Understand pregnancy and breastfeeding rights in the workplace

Pregnancy and breastfeeding rights in the workplace aren't usually thought about until someone is faced with the need to learn about them. These rights play an important part in job stability for the women who need to call them into the picture.

If you are a pregnant woman or are returning to the workplace, you need to learn about your rights. This helps ensures that they are all respected throughout your journey into motherhood.

Importance of these protections

The protections of the federal laws governing pregnancy and breastfeeding discrimination are important because they don't force a woman to choose between her career and her family. They also provide a legal basis for pregnant women and those who are breastfeeding to take action if an employer does handle situations in an illegal manner.

Pregnancy as a disability

Many conditions that a woman can suffer from during pregnancy can require her to need special accommodations. Conditions like preeclampsia, hypertension, diabetes and more are covered under the Americans with Disabilities Act.

When a pregnant woman is unable to perform her work-related duties due to restrictions placed by her doctor, the employer needs to provide accommodations that allow her to continue working unless this would cause an undue hardship on the business. Accommodations that can't be met might lead to the woman needing to take time off work under the Family and Medical Leave Act.

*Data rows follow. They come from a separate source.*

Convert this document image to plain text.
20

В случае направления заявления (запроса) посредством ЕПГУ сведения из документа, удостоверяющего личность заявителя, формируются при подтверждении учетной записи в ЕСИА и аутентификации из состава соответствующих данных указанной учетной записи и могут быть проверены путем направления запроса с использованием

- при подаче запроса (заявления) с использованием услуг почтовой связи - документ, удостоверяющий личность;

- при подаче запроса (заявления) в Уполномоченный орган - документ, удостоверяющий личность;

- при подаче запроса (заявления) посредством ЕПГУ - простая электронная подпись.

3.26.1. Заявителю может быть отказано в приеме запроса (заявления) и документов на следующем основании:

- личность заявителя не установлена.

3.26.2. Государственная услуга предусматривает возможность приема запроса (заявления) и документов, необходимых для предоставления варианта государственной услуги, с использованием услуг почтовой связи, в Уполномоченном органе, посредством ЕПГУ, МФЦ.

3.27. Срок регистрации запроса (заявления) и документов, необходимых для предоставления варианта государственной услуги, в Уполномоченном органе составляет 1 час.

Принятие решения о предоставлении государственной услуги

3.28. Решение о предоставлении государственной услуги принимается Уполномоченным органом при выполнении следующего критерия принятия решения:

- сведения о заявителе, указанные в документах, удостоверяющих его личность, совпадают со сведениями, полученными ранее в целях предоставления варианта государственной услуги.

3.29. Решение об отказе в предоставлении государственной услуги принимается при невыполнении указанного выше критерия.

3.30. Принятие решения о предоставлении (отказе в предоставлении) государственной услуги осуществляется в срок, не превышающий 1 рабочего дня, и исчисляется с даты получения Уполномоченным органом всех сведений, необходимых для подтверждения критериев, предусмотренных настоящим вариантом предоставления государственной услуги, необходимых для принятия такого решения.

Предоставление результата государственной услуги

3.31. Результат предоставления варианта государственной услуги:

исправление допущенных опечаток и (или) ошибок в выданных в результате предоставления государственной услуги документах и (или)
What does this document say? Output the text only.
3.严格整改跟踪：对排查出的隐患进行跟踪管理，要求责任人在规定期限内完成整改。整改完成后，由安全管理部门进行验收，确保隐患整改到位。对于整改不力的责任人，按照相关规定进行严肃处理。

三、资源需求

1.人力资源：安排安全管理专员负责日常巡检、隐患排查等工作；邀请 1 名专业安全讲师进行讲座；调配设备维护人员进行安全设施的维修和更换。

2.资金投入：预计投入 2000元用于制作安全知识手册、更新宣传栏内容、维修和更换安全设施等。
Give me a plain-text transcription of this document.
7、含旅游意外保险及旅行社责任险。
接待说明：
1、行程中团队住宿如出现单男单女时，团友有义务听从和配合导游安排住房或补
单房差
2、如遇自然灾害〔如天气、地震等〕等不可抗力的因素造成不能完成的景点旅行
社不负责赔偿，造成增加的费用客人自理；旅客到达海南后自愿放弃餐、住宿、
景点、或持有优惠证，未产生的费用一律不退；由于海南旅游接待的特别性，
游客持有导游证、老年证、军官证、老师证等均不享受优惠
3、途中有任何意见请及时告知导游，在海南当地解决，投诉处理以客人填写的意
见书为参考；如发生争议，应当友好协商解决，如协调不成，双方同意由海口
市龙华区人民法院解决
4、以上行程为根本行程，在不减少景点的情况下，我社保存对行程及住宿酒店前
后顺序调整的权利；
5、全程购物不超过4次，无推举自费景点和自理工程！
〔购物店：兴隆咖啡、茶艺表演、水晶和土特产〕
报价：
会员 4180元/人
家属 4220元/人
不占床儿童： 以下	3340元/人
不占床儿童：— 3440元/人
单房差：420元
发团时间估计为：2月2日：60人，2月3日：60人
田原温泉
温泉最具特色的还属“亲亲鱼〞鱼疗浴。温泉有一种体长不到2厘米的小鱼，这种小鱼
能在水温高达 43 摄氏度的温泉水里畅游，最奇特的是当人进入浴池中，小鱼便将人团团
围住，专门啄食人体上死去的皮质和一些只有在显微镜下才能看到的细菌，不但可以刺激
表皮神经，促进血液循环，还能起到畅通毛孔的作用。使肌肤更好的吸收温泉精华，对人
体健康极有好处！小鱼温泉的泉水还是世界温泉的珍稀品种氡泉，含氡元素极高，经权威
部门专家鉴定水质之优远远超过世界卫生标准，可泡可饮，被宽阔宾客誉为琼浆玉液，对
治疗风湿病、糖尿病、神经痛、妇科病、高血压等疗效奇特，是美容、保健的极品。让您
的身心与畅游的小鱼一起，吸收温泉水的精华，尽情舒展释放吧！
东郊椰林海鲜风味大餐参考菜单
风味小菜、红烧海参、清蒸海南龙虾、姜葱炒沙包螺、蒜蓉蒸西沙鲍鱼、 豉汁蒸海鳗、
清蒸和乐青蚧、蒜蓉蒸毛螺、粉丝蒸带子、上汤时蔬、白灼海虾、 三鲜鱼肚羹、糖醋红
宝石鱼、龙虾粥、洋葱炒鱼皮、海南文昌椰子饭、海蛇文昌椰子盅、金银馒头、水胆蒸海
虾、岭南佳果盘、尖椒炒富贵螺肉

The FMLA provides workers with up to 12 weeks of unpaid leave if they meet specific requirements. Upon returning to work, the person should be given one's same job or a comparable one.

Breastfeeding rights

A woman who is breastfeeding her baby must be given a place and opportunity to pump milk for the child during the work day. The Fair Labor Standards Act provides protections for nursing mothers. Under Section 7 of this act, women can pump for up to one year after the child is born. Employers have to provide a private and sanitary place that isn't in the bathroom for the woman to pump. Missouri doesn't have state-specific laws about pumping breastmilk at work, so breastfeeding mothers must rely on federal protections.

Any woman who is discriminated or retaliated against due to pregnancy or nursing should find out what options she has to get the issue addressed. These might include speaking to the employer or filing a formal complaint. The goal of these cases is to correct illegal behaviors and prevent future issues from occurring.